From there, Stuck’s career consisted of a multitude of franchise experiences from partnering in Miller’s Ale House franchises and becoming president and equity partner in a multi-unit owner group overseeing several locations of Rock Bottom/Old Chicago throughout the Midwest to working with Einstein Bagels.

“This brand can really grow”, Stuck said about Jon Smith Subs. “It’s a premium quality product yet an affordable sandwich restaurant. There is nothing else like the flavor profile in a Jon Smith’s sub. We use only high-quality ingredients, cooked up fresh on the grill and served with an order of award-winning French fries.”

The first 25 franchised Jon Smith Subs locations have already been sold and will open throughout Florida, Connecticut, California, Nevada, Ohio and Virginia.
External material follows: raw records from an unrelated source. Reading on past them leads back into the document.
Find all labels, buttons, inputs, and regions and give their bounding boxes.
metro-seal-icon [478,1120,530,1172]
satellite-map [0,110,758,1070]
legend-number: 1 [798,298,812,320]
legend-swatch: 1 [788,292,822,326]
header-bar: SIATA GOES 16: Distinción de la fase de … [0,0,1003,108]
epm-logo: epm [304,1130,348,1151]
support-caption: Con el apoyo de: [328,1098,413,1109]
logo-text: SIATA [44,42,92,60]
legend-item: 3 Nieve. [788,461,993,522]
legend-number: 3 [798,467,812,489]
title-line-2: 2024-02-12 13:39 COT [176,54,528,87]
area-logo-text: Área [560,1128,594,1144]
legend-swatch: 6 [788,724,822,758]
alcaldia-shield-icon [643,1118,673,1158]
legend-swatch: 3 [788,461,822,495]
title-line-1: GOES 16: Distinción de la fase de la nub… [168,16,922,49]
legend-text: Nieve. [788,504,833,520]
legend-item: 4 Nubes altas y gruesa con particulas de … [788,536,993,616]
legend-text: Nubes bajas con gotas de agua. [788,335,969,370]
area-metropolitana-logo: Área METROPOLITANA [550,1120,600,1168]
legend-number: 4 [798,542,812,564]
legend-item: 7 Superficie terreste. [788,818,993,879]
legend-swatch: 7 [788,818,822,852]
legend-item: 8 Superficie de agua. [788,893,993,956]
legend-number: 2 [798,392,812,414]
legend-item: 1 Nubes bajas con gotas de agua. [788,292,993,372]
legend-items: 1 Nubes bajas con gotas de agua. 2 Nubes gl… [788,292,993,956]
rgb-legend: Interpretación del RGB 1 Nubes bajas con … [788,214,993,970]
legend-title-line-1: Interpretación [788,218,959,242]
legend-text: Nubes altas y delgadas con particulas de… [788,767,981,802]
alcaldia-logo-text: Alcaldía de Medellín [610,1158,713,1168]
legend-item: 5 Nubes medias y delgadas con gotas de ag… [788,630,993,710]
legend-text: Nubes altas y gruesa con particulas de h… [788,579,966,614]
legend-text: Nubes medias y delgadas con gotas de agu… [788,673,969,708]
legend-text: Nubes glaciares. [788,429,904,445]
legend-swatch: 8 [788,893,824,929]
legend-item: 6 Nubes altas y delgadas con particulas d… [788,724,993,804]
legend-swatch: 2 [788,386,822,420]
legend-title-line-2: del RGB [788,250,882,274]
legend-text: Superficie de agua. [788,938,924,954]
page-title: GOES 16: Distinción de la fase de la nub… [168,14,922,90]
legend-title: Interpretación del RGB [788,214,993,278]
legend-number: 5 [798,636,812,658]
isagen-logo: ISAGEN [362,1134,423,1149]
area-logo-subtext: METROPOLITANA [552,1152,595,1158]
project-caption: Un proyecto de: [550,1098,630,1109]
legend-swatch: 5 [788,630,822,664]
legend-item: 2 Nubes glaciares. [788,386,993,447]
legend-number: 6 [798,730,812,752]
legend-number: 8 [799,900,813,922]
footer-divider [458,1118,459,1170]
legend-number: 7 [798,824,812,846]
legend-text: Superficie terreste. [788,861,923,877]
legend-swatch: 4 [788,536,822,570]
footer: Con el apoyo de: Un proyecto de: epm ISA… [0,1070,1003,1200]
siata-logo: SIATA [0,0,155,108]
About 25 more locations are expected to be sold by the end of the year in the United States with plans to expand globally beyond that.

“We have the systems and people in place to provide site research and set up assistance, marketing and ongoing support,” Stuck said.

Becoming  a Franchisee

The cost to open a unit ranges from the low $300’s to the low $400’s, Struck said.

“In most cases, we have financing available (for about) 60-75 percent, making your initial investment $125,000-$150,000,” he said. “We also offer area developer opportunities for multiple units from city, regional, to statewide and master licenses are available outside of the U.S.”